La réforme institutionnelle engagée par le Vietnam s’inscrit dans une perspective de long terme. Au-delà de la seule quête d’une croissance rapide, les grandes orientations intègrent désormais les impératifs de transition verte, de transformation numérique et d’innovation. L’objectif est de fonder la croissance sur une mobilisation plus efficace de l’ensemble des ressources de la société, comme l’a souligné le secrétaire général du Parti communiste et président vietnamien Tô Lâm.
“La croissance durable doit être stimulée de manière coordonnée dans l’ensemble de l’économie. Lorsque les ressources internes sont mobilisées et bien connectées aux investissements publics, aux infrastructures, au marché, à la technologie et à la planification, l’économie peut s’appuyer sur des bases solides pour se développer durablement. Dans cette optique, chaque politique, chaque projet d’infrastructure ou tout flux de capitaux doit contribuer à libérer le potentiel, à transformer les opportunités en résultats concrets et à faire de la confiance un véritable moteur de croissance durable”.

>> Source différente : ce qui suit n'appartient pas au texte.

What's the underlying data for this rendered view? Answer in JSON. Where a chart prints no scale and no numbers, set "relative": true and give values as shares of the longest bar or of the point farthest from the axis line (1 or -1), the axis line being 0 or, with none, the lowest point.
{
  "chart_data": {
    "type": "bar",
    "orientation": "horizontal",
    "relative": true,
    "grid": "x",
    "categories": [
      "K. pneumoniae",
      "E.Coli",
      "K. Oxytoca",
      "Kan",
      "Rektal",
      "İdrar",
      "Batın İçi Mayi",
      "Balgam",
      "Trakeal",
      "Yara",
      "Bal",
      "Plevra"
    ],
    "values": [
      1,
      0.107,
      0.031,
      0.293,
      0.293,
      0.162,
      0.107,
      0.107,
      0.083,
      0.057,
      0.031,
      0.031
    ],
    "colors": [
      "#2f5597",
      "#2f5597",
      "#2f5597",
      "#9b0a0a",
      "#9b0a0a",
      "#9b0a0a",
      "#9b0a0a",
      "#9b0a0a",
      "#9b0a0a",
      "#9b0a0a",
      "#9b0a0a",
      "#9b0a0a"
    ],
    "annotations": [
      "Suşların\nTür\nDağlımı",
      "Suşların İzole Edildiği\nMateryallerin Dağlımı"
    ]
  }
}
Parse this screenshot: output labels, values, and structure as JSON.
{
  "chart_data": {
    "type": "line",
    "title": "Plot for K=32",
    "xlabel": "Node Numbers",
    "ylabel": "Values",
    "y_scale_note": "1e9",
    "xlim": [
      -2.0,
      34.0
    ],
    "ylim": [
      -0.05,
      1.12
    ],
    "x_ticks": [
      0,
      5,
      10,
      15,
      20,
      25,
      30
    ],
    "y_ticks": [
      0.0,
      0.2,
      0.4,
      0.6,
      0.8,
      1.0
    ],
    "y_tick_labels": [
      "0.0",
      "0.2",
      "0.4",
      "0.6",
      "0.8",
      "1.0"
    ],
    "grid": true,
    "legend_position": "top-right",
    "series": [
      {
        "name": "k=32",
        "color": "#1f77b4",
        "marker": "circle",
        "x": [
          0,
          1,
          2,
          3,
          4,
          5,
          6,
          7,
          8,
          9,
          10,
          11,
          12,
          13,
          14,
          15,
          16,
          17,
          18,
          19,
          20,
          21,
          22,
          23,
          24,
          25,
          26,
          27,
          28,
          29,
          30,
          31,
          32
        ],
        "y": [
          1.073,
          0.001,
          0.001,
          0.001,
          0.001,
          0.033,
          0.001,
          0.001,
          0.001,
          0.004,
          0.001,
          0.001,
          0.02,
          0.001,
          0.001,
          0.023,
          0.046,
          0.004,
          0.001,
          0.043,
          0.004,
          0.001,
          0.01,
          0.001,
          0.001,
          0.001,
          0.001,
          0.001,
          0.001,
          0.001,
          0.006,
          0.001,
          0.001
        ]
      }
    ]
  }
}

Le Vietnam opère un tournant dans sa réforme institutionnelle, passant d’une approche fragmentée à une logique plus systémique. Le mouvement s’accélère, s’approfondit et gagne en portée stratégique. Le cadre institutionnel s’impose désormais comme un moteur essentiel de la croissance. L’accélération de ces réformes traduit une orientation clairement stratégique, destinée à poser les bases d’une croissance plus rapide, mais aussi plus durable, dans une nouvelle phase de développement.